The Archivist must have been a shade over six feet, and as thin as most women half his age would have liked to be. He was almost bald except for a semicircle of gray tufts around the base of his skull. He wore an ill-fitting suit that looked as if it normally experienced outings only on a Sunday morning. From his file, Butterworth knew the Archivist was younger than himself, but he vainly felt that if they had been seen together, no one would have believed it.

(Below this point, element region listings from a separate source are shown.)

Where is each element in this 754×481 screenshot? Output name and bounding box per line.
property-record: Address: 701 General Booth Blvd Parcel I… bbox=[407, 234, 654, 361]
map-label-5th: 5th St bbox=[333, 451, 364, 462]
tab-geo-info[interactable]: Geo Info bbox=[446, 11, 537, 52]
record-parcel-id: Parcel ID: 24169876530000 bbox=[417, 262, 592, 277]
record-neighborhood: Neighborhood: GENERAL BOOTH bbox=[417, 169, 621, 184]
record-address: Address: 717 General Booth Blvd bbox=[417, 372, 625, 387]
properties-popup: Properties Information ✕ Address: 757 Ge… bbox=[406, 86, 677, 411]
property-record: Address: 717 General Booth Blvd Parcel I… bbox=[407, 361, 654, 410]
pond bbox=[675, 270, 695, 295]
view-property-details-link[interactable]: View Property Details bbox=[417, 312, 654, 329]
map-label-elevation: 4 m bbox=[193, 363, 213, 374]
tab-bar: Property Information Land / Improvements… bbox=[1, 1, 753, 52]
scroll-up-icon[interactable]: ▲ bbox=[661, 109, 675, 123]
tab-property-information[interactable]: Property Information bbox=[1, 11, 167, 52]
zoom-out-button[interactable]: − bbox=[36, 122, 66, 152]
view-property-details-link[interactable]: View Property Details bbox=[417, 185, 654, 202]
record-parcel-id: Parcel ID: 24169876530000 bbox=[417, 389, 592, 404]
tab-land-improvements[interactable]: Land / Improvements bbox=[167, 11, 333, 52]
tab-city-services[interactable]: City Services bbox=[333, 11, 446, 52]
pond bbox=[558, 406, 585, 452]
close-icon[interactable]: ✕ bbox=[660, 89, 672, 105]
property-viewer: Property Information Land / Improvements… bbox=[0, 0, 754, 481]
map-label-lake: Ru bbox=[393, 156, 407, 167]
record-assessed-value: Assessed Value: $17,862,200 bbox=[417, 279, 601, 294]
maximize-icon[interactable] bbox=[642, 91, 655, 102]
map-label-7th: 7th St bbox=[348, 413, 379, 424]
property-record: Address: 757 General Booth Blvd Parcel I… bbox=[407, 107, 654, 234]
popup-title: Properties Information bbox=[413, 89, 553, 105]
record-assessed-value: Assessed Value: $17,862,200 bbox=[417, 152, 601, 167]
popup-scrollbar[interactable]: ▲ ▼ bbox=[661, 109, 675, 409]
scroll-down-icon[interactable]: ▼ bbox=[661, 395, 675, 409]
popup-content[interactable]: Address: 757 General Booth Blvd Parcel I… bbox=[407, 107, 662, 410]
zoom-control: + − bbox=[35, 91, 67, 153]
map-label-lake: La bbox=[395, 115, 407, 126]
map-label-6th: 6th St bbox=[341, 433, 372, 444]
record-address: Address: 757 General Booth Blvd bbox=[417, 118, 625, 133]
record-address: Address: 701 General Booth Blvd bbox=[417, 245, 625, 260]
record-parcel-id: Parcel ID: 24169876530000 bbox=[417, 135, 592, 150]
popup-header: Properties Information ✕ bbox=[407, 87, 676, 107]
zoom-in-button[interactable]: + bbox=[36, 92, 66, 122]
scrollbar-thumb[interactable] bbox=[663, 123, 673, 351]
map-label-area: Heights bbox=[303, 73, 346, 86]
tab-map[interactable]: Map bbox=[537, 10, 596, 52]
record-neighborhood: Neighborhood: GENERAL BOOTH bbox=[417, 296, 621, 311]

He must have been born middle-aged, thought Butterworth, but the Special Assistant had no such disparaging thoughts about the quality of the man’s mind. After graduating magna cum laude from Duke University, Marshall had written a book on the history of the Bill of Rights that was now considered the standard text for every undergraduate studying American history. It had made him a small fortune — not that one could have guessed it by the way he dressed, thought Butterworth.

On the table in front of him was a file stamped “Confidential,” and above that the name “Calder Marshall” in bold letters. Despite the fact that the Archivist was wearing horn-rimmed glasses with thick lenses, Butterworth felt he could hardly have missed it.